Bahkan sebelum menjadi karunia Allah kepada manusia dan sebuah proyek manusia dalam kesepadanan dengan rencana ilahi, perdamaian pada tempat pertama merupakan sebuah gelar dasar Allah. Tuhan itu kedamaian (Hak. 6:24). Ciptaan yang merupakan pantulan kemuliaan ilahi, menghasratkan perdamaian. Allah menciptakan segala sesuatu yang ada, dan segenap ciptaan membentuk suatu keseluruhan yang selaras yang dalam setiap bagiannya adalah baik adanya. (bdk. Kej. 1:4,10,18,21,25,31). Seturut wahyu alkitabiah, perdamaian lebih daripada sekedar tidak adanya perang; perdamaian melambangkan kepenuhan hidup (bdk. Mal.2:5).

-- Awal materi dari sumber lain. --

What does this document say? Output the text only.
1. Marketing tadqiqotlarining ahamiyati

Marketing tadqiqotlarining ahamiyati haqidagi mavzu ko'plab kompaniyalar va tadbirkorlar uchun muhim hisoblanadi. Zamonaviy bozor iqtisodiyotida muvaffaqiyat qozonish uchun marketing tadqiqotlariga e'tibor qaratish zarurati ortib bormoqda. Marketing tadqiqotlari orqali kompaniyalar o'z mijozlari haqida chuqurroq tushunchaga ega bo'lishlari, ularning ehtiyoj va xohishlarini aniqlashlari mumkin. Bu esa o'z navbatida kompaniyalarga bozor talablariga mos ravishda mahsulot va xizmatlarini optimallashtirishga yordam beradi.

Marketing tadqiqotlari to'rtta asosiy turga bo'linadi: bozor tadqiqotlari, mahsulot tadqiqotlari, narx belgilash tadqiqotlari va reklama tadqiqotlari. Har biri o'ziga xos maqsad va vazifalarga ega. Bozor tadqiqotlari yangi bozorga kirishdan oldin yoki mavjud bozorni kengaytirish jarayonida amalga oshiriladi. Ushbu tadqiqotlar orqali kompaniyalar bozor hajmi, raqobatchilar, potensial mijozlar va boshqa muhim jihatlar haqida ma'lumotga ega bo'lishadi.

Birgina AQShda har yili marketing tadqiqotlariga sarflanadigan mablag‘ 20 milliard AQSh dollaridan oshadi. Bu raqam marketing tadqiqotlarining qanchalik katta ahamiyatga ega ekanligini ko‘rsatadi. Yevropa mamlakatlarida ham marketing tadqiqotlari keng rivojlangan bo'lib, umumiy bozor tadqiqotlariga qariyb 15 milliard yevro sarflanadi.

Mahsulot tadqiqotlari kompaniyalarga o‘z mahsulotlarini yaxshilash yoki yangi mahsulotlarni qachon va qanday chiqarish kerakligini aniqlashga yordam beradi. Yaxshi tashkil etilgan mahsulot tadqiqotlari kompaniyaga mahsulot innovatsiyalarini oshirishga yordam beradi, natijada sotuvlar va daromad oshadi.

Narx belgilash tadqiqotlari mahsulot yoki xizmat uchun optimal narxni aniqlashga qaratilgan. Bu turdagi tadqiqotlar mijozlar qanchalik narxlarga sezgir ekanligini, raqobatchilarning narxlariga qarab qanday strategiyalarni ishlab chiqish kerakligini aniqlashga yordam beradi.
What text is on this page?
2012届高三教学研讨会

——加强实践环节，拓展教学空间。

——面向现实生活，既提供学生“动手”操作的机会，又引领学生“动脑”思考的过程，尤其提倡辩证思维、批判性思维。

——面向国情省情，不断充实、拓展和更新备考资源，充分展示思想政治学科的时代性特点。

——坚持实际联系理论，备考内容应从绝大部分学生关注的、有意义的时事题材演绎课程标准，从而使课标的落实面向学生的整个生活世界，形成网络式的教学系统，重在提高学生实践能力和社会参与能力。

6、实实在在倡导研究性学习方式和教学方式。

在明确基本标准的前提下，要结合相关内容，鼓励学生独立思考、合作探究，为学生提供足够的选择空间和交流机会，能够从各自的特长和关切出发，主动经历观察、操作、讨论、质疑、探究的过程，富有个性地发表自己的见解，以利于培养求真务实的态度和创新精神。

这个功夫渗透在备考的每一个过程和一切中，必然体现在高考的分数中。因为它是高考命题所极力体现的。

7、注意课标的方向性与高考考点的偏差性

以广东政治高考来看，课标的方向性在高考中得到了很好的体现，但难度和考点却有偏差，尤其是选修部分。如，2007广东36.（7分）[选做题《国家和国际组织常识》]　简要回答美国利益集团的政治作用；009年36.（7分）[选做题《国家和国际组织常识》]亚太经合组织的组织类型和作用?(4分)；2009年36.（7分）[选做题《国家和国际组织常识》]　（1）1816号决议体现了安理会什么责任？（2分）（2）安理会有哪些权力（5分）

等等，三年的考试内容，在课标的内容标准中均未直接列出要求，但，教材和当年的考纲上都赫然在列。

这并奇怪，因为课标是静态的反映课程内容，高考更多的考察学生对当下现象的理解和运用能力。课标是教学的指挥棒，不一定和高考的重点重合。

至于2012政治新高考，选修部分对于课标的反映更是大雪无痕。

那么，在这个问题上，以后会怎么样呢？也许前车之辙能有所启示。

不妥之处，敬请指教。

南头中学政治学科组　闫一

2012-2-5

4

Perdamaian adalah tujuan hidup di tengah masyarakat, sebagaimana yang diterangkan dengan sangat gamblang dalam visi perdamaian mesianik: taktala semua orang akan pergi ke rumah Tuhan, dan ia akan mengajarkan mereka jalan-jalan-Nya dan mereka akan melangkah di jalan damai (bdk. Yes. 2:2-5). Ketika menyendengkan pendengarannya pada apa yang hendak Allah katakana kepada umat-Nya tentang perdamaian, sang pemazmur mendengarkan kata-kata ini: “ kasih dan kesetiaan akan bertemu, keadilan dan damai sejahtera akan bercium-ciuman” (Mzm. 85:11). [2]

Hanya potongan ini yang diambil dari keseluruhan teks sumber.